反番物語~エーファは反溺愛の狼煙を上げる~

7

 オウムがまた飛び去って帰ってきた後、エーギルに連れられて十三隊がいるという別の訓練場に行く。えらく隅の訓練場だ。

「獣人でも鳥人でも、一から七までがエリートと言われる部隊だ」
「エリートねぇ。あとは普通ってこと?」
「あとは男爵・子爵と下位の家の者だったり、平民だったりだ」

 爵位で大体決まるってことね。訓練場の位置も不便なところにあると。

「十から十三は最も魔物の出現が多い地域に出向く隊なんだが、その中でも十三隊は曲者揃いだ」
「あのままギデオンの隊にいるよりはマシだよ」
「今のあいつなら理由をつけてどこにも出さないだろうな」
「隊は実力順ってわけじゃないの? 一が一番強いとか」
「実戦でいえば、十三の方が実戦向きだ。泥臭い戦い方だな」

 十三隊がどんな隊かまだ分からないけど、ギデオンがまたギャーギャー言うんだろうな。なんでいちいちあんな奴に行動制限されなきゃいけないんだろうか。

「あれが十三隊だ」

 まだ距離があるが、隊員同士が二人一組になって取っ組み合っている。

「大きいわね」
「ハイエナ獣人はでかい。小さいのはコヨーテ獣人だ」
「へぇぇ」

 髪色はライトブラウンやモカ色がほとんどだ。なんだか安心する。ギデオンやエーギルたちはどうも高位貴族くさい。事実、彼らは高位貴族なのだが傲慢さが透けて見えるというか、もちろん気高さもあるだろうが。
 人間の平民に近い色合いを見ると、どうしようもなく安心した。竜人といい人間離れした美貌を見過ぎていると感覚がおかしくなる。

「なんだぁ。エーギル」

 ひときわ大柄な獣人がエーギルとエーファに気付いてニヤニヤしながら近づいてきた。

「また始末書書けってか?」
「いや、人間の件だ。さっきオウムを飛ばしただろう」

 始末書って……何したんだ。

「そのチンチクリンが魔法を使えるっていう?」
「あぁ、そうだ」
「ギデオンの番だろ? あいつはもっとボインが好きなのかと思ってたぜ。ああいうすかした野郎ほどドスケベだからな」
「女性の前だ。口をつつしんでくれ、ハンネス隊長」

 悪かったですねぇ、つるぺたで。ハンネスの視線はエーファの胸元にある。

「へーへー。あの炎、こっからも見えたぜ。確かに黒い髪の女が浮いてたな。で? どいつを殺ったんだ?」

 ハンネスは相変わらずニタニタ下品な表情を浮かべている。

「訓練だから殺しているわけないだろう。隊員のアリスが舐めてかかったんだ」
「あぁ、あのいけ好かない女か。ギデオンにホの字の女だろ。
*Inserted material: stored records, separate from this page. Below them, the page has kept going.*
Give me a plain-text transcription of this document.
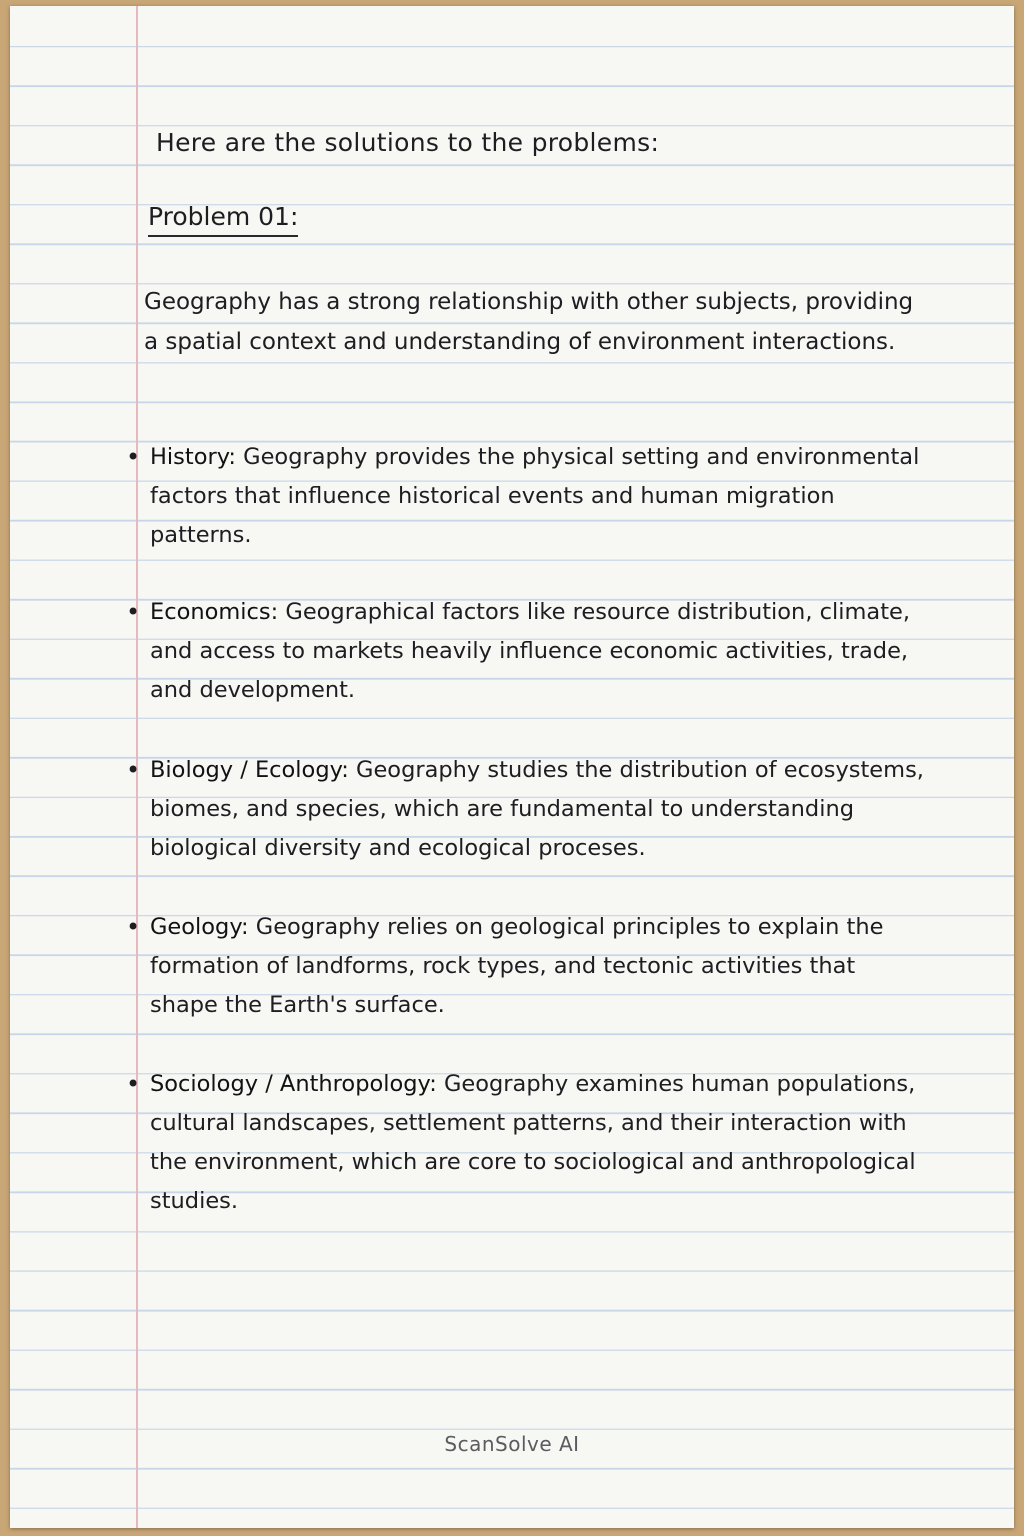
Here are the solutions to the problems:
Problem 01:
Geography has a strong relationship with other subjects, providing a spatial context and understanding of environment interactions.
• History: Geography provides the physical setting and environmental factors that influence historical events and human migration patterns.
• Economics: Geographical factors like resource distribution, climate, and access to markets heavily influence economic activities, trade, and development.
• Biology / Ecology: Geography studies the distribution of ecosystems, biomes, and species, which are fundamental to understanding biological diversity and ecological proceses.
• Geology: Geography relies on geological principles to explain the formation of landforms, rock types, and tectonic activities that shape the Earth's surface.
• Sociology / Anthropology: Geography examines human populations, cultural landscapes, settlement patterns, and their interaction with the environment, which are core to sociological and anthropological studies.
ScanSolve AI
そりゃあいい仕事をしたな」
「火傷はしていたが」
「ヒュウ! お嬢ちゃん、あんたとは仲良くできそうだぜ」

 二メートルはあるハンネスから急に肩を掴まれる。うん、なんか……貴族っぽくなくてむしろ平民に近いから仲良くできそうだ。

「よろしくお願いします」
「お嬢ちゃん。俺たちは最も危険な地帯に行くんだ。だから、足手まといなら容赦なく森に置いていく。んで、そのまま死んでも知らん」
「あ、はい」

 髪と同じブラウンの目が高さを合わせてエーファを見据える。柄悪そう、いやワイルドな隊長である。いいね、こういう貴族っぽさがないのって。非常に明け透けだ。

「あと、この前俺たちが食えなかったブラックバードを食わしてくれ。討伐したら、うちの隊のもんだ。食える。うまい肉を食わせろ。そうしたら認められる」
「え?」
「お嬢ちゃんが討伐したブラックバード。ギデオンの家で食ったんだろ? あれ以来、鳥人部隊がブラックバードを狩っても譲ってくれねぇんだ。今まではマジイからって見向きもしなかったのによ。俺たちは労力なくうまい肉をこっそりがっつり食ってたわけだ」

 あー、鳥人部隊とブラックバードの肉を食べたせいか。ハイエナやネズミの獣人しか食べないって言ってたもんね。

「この前もらったのはカナンのバカが銃弾を急所以外に撃ち込んでやがったからな。クソまずかった。あのへたくそ」
「一発で仕留められずに……すみません?」
「うまいブラックバードを期待してる。むしろお嬢ちゃんはそれがメインだ。地上は俺たちでいけるが空中は無理だ」

 掴まれた肩がめちゃくちゃ痛い。力強いなこの人。

「分かりました」
「よろしくな、エーファ」

 ハンネスの後ろで他の隊員たちも激しく頷いている。大丈夫なのかな、この隊。